14th Sunday in Ordinary Time, Year B
First Reading: Ez 2:2-5 
Second Reading: 2 Cor 12:7-10 
Gospel Reading: Mk 6:1-6

After humanity’s original sin, God did not abandon us, but “through the prophets” taught us to “look forward to salvation,” the Church says in Eucharistic Prayer IV. Then, in “the fullness of time,” he sent us his Son.

Through prophets like Ezekiel, God spoke in “fragmentary and varied ways,” says the Letter to the Hebrews; “in this, the final age, he has spoken to us through his Son.”

“Christ, the Son of God made Man, is the Father’s one, perfect, and unsurpassable Word,” says the Catechism of the Catholic Church. “In him he has said everything; there will be no other word than this one.” Nevertheless, it says, Revelation “has not been made completely explicit; it remains for Christian faith gradually to grasp its full significance over the course of the centuries.”

This is where the Church comes in. “You are ‘Rock,’” Christ told Peter, “and on this rock I will build my Church ... I will entrust to you the keys of the kingdom of heaven. Whatever you declare bound on earth shall be bound in heaven; whatever you declare loosed on earth shall be loosed in heaven.”

Today, therefore, we can look to the Pope and the Church for guidance in matters of belief and morality, just as the ancient Israelites could look to the prophets.

However, we often react to the Church as the Jews did to Christ in the Gospel Reading: “Where did this man get all this? What is this wisdom that has been given to him? ... And they took offence at him.”

We see this reaction when the Church reiterates her teaching on divorce, contraception, pre-marital sex, or homosexuality (“Churchmen are celibate; what do they know about it?”). We see it when bishops or priests commit serious public sin (“How can we believe what the Church says when even her own members flout it?”)

Think again. When Christ promised to build his Church on Peter as on a rock, he must have known that his apostles were weak human beings. Indeed, only a few minutes later, he turned upon Peter, saying, “Get out of my sight, you Satan! You are trying to make me trip and fall. You are judging not by God’s standards but by man’s.”

When Peter declared, at the Last Supper, “I will lay down my life for you!” Jesus answered, “You will lay down your life for me, will you? I tell you truly, the cock will not crow before you have three times disowned me!” When, shortly afterward, all the apostles said, “We do indeed believe that you came from God,” Jesus replied, “Do you really believe? An hour is coming – indeed has already come – when you will be scattered and each will go his own way, leaving me quite alone.”

Jesus was not cancelling the authority he had given Peter. He was not trying to discourage the men he himself had chosen. Rather, he was reminding them of their dependence on him. As God says in the Second Reading, “My grace is sufficient for you, for my power is made perfect in weakness.”

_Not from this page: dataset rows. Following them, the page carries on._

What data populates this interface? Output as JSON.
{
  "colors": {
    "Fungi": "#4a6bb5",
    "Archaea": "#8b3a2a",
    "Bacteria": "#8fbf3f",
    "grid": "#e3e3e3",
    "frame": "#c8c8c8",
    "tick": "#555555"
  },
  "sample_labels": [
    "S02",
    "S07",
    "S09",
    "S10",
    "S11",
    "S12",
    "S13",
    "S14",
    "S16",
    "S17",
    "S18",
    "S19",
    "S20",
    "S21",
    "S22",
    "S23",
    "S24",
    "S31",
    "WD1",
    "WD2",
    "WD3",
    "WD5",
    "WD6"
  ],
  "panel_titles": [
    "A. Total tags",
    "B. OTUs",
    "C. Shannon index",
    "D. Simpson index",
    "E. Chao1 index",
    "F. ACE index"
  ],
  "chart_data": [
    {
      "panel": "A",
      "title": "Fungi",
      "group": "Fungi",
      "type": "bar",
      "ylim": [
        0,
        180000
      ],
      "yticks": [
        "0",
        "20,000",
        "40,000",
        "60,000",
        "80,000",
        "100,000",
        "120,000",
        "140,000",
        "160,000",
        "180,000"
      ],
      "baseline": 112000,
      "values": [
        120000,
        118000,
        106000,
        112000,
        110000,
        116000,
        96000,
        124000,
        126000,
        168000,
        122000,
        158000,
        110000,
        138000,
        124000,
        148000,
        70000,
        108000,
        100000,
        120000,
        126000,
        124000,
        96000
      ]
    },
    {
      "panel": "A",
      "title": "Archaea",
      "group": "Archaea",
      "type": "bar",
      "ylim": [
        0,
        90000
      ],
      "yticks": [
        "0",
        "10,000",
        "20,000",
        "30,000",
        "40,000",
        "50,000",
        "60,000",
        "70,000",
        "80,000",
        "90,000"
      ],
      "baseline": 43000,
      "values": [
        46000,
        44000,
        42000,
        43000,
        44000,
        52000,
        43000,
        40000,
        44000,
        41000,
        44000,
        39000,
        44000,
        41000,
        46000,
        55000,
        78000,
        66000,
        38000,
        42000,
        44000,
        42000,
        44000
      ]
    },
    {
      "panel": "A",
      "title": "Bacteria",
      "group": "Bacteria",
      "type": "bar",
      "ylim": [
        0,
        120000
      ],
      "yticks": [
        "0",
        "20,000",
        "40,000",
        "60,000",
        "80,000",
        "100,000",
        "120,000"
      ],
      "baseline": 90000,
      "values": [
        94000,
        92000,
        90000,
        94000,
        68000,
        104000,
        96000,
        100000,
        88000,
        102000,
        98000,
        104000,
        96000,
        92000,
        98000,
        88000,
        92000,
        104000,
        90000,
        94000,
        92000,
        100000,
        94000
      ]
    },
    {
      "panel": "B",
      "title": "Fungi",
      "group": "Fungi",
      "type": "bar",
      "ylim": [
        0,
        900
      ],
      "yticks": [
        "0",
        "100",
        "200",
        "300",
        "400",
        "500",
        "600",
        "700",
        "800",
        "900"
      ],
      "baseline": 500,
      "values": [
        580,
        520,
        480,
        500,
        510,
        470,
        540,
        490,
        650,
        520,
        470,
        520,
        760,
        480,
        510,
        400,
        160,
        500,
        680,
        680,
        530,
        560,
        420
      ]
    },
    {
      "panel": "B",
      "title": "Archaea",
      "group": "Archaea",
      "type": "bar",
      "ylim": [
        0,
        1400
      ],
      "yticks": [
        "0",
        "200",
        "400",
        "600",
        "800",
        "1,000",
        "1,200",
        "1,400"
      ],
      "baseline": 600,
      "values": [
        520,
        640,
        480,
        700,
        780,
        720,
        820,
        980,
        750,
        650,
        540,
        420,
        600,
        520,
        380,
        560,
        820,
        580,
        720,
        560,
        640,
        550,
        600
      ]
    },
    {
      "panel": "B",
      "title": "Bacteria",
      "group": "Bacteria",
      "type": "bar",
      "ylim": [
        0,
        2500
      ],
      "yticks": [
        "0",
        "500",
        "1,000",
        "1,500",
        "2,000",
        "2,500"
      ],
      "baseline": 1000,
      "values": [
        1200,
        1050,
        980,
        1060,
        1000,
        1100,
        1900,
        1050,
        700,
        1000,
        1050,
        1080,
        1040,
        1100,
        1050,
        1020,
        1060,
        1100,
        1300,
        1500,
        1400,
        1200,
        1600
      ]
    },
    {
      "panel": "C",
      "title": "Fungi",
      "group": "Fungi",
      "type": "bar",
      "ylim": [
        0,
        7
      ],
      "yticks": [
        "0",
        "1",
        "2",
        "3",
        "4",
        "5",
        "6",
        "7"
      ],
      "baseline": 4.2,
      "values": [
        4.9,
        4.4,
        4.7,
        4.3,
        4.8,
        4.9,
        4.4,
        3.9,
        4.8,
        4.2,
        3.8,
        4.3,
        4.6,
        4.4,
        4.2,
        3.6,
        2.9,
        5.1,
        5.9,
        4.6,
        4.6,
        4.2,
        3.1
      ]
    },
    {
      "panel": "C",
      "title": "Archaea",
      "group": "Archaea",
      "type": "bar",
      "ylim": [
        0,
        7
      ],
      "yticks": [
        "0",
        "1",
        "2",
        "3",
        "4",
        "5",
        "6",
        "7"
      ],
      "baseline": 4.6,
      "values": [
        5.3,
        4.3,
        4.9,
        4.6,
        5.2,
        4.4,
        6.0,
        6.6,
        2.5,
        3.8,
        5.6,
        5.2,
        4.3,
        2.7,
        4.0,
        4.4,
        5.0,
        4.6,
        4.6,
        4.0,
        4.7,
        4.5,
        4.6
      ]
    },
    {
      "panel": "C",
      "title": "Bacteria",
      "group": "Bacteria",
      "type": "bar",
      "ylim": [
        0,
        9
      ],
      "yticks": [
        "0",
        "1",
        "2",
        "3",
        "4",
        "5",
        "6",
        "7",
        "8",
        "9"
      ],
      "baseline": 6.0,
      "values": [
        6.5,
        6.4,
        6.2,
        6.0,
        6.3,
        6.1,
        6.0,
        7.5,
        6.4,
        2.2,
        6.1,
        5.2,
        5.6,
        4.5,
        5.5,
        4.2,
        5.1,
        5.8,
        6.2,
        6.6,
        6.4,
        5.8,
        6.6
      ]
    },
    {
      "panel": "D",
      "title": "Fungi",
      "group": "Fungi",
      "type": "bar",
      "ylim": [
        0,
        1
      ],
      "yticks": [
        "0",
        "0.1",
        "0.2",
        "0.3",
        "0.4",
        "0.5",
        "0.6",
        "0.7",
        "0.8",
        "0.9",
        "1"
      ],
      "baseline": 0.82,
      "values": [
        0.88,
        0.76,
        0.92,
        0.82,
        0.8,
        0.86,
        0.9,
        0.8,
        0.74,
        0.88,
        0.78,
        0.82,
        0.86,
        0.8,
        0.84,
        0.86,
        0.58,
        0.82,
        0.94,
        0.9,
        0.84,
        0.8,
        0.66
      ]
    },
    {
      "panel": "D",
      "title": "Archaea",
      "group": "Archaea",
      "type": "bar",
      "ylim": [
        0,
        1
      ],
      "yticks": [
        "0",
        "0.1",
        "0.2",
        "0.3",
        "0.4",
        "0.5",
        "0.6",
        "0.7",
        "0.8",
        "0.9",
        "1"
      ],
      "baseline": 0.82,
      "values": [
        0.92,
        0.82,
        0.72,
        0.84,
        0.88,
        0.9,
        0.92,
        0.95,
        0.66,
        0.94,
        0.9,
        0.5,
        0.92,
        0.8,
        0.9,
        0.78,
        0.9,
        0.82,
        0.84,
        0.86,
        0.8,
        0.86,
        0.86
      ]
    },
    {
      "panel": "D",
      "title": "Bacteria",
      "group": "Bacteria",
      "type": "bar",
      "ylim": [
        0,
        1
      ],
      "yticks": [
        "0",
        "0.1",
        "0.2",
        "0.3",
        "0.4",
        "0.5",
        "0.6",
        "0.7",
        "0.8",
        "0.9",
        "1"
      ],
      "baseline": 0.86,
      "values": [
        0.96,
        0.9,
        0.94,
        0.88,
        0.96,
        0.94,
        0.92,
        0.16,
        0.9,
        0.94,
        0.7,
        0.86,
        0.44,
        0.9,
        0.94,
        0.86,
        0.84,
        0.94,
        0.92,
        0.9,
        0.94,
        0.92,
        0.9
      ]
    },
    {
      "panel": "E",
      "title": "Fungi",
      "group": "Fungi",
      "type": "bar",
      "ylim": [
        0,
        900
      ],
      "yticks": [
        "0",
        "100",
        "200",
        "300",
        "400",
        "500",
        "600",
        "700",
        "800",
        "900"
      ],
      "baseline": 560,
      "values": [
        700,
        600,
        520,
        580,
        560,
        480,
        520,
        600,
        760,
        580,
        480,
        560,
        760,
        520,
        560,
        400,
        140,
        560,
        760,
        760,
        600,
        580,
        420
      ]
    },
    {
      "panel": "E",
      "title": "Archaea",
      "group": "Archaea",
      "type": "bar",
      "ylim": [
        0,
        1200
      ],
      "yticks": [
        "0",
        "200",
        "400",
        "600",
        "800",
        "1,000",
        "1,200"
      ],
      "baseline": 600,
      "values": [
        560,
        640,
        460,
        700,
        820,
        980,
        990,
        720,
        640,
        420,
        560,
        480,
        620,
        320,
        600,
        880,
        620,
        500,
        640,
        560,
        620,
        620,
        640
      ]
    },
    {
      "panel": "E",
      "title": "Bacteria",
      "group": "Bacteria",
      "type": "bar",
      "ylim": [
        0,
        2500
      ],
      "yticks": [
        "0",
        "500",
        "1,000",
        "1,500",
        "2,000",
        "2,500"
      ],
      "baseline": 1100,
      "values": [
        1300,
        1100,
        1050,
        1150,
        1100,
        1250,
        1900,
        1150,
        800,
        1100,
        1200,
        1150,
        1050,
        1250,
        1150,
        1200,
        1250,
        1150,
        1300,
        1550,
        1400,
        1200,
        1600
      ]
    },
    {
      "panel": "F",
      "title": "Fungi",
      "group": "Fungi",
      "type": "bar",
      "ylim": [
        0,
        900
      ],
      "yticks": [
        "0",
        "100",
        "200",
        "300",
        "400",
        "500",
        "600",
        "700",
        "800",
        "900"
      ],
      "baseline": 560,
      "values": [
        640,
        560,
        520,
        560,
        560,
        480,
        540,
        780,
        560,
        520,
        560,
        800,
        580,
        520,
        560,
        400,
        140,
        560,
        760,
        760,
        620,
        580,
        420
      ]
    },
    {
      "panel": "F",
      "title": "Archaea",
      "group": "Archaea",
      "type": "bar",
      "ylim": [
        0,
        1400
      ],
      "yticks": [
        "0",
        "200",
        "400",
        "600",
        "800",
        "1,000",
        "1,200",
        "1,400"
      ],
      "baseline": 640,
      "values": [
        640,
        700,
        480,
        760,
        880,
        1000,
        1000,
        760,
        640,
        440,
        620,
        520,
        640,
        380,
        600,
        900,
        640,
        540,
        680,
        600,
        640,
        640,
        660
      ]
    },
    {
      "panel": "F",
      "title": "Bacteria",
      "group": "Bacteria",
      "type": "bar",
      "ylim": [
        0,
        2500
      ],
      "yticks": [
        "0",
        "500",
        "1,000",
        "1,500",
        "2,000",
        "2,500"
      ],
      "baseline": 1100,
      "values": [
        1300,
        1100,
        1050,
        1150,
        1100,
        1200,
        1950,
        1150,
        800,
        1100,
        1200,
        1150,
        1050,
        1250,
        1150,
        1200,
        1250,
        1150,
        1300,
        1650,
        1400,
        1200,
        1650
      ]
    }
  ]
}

More and more, our world appears to be “a nation of rebels” in revolt against God, like Israel in the First Reading. Through insults, mockery, and repressive laws, it tries to weaken our allegiance to Christ and his Church.

We should not lose confidence. Jesus promised to remain with his Church until the end of the world and to give her his Holy Spirit to guide her into all truth. She will remain strong, therefore, not with her own strength, but with God’s.

“You will suffer in the world,” Jesus told his apostles the night before he died. “But take courage! I have overcome the world.” Our response to the “hardships, persecutions, and calamities” we suffer “for the sake of Christ,” therefore, must be that of St. Paul: “Whenever I am weak, then I am strong.”